According to Banitaraf there are similarities between the circumstances of Haydari's death and the deaths of several other ethnic Arab cultural figures in the past few years including Taher Salami, Abbas Jaaveleh and Nazem Hashemi who were killed in a road accident in 2018, Ayyub Khanafereh who died in another road accident in 2016, and Sattar Sayyahi in 2012 who was presumably killed by poisoning.

Banitaraf uses the term "serial murders' to refer to these incidents, a term reminding the notorious disappearance and murder of several dissidents and cultural figures between 1988 and 1999 by Iranian security forces.

In a video that has widely been circulated on social media, speaking in his native Arabic Haydari's father says he does not have any suspicions about his son's death. According to him his son had shown no prior signs of illness and had a stroke while having dinner.
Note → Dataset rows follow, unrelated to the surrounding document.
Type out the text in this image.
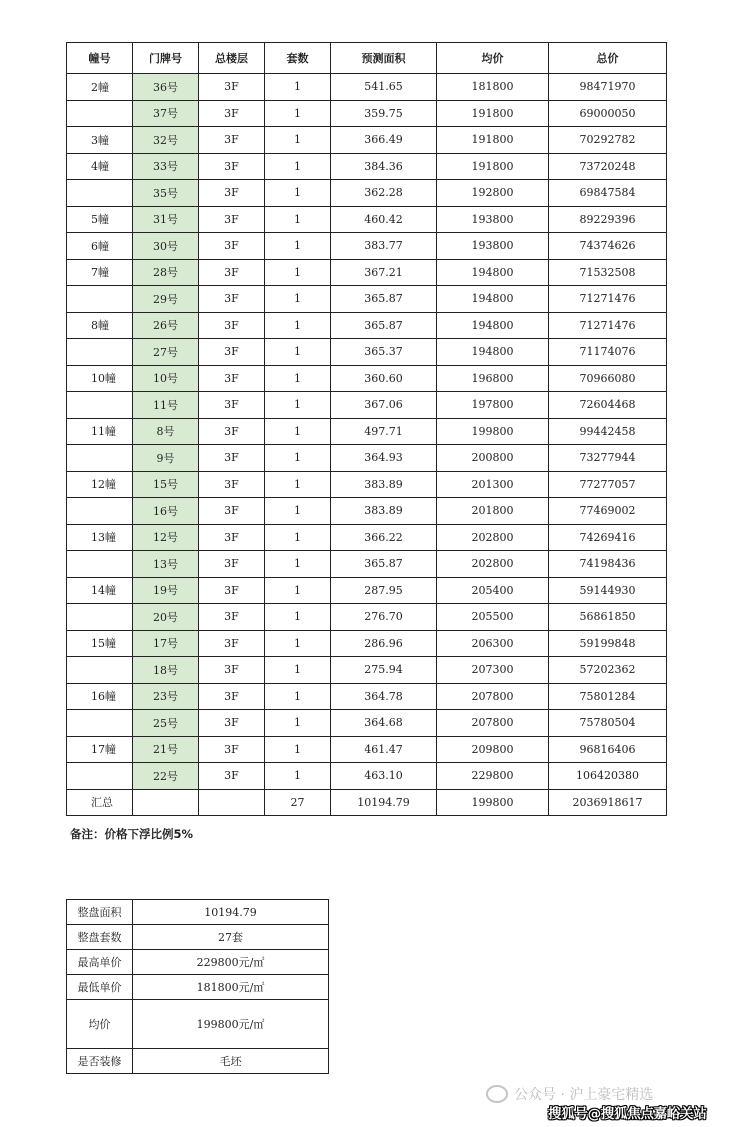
幢号	门牌号	总楼层	套数	预测面积	均价	总价
2幢	36号	3F	1	541.65	181800	98471970
	37号	3F	1	359.75	191800	69000050
3幢	32号	3F	1	366.49	191800	70292782
4幢	33号	3F	1	384.36	191800	73720248
	35号	3F	1	362.28	192800	69847584
5幢	31号	3F	1	460.42	193800	89229396
6幢	30号	3F	1	383.77	193800	74374626
7幢	28号	3F	1	367.21	194800	71532508
	29号	3F	1	365.87	194800	71271476
8幢	26号	3F	1	365.87	194800	71271476
	27号	3F	1	365.37	194800	71174076
10幢	10号	3F	1	360.60	196800	70966080
	11号	3F	1	367.06	197800	72604468
11幢	8号	3F	1	497.71	199800	99442458
	9号	3F	1	364.93	200800	73277944
12幢	15号	3F	1	383.89	201300	77277057
	16号	3F	1	383.89	201800	77469002
13幢	12号	3F	1	366.22	202800	74269416
	13号	3F	1	365.87	202800	74198436
14幢	19号	3F	1	287.95	205400	59144930
	20号	3F	1	276.70	205500	56861850
15幢	17号	3F	1	286.96	206300	59199848
	18号	3F	1	275.94	207300	57202362
16幢	23号	3F	1	364.78	207800	75801284
	25号	3F	1	364.68	207800	75780504
17幢	21号	3F	1	461.47	209800	96816406
	22号	3F	1	463.10	229800	106420380
汇总			27	10194.79	199800	2036918617
备注：价格下浮比例5%
整盘面积	10194.79
整盘套数	27套
最高单价	229800元/㎡
最低单价	181800元/㎡
均价	199800元/㎡
是否装修	毛坯
公众号 · 沪上豪宅精选
搜狐号@搜狐焦点嘉峪关站
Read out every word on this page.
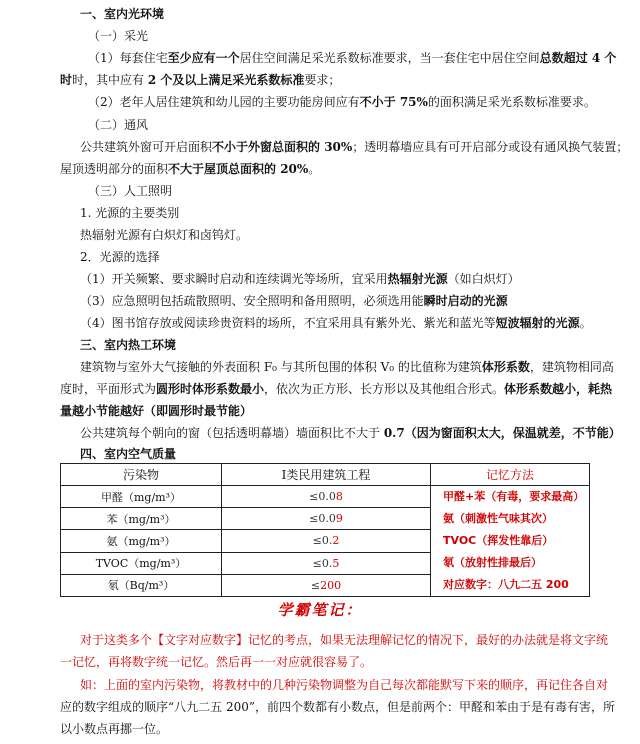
一、室内光环境
（一）采光
（1）每套住宅至少应有一个居住空间满足采光系数标准要求，当一套住宅中居住空间总数超过 4 个
时时，其中应有 2 个及以上满足采光系数标准要求；
（2）老年人居住建筑和幼儿园的主要功能房间应有不小于 75%的面积满足采光系数标准要求。
（二）通风
公共建筑外窗可开启面积不小于外窗总面积的 30%；透明幕墙应具有可开启部分或设有通风换气装置；
屋顶透明部分的面积不大于屋顶总面积的 20%。
（三）人工照明
1. 光源的主要类别
热辐射光源有白炽灯和卤钨灯。
2．光源的选择
（1）开关频繁、要求瞬时启动和连续调光等场所，宜采用热辐射光源（如白炽灯）
（3）应急照明包括疏散照明、安全照明和备用照明，必须选用能瞬时启动的光源
（4）图书馆存放或阅读珍贵资料的场所，不宜采用具有紫外光、紫光和蓝光等短波辐射的光源。
三、室内热工环境
建筑物与室外大气接触的外表面积 F₀ 与其所包围的体积 V₀ 的比值称为建筑体形系数，建筑物相同高
度时，平面形式为圆形时体形系数最小，依次为正方形、长方形以及其他组合形式。体形系数越小，耗热
量越小节能越好（即圆形时最节能）
公共建筑每个朝向的窗（包括透明幕墙）墙面积比不大于 0.7（因为窗面积太大，保温就差，不节能）
四、室内空气质量
污染物	Ⅰ类民用建筑工程	记忆方法
甲醛（mg/m³）	≤0.08	甲醛+苯（有毒，要求最高）
氨（刺激性气味其次）
TVOC（挥发性靠后）
氡（放射性排最后）
对应数字：八九二五 200

苯（mg/m³）	≤0.09	
氨（mg/m³）	≤0.2	
TVOC（mg/m³）	≤0.5	
氡（Bq/m³）	≤200	
学霸笔记：
对于这类多个【文字对应数字】记忆的考点，如果无法理解记忆的情况下，最好的办法就是将文字统
一记忆，再将数字统一记忆。然后再一一对应就很容易了。
如：上面的室内污染物，将教材中的几种污染物调整为自己每次都能默写下来的顺序，再记住各自对
应的数字组成的顺序“八九二五 200”，前四个数都有小数点，但是前两个：甲醛和苯由于是有毒有害，所
以小数点再挪一位。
However, another video also circulated on social media shows Haydari's brother saying that his father had to make that statement under pressure from security and intelligence bodies.

Hashemian who now lives abroad says in the current circumstances his personal experience of the pressure on the families of dissidents does not allow him to rely on the statements made by Heydari's family members. Banitaraf supports this view too and says in similar incidents under direct pressure from security and intelligence bodies families of victims have sometimes been forced to cooperate with the authorities and agree to close the cases before being properly investigated.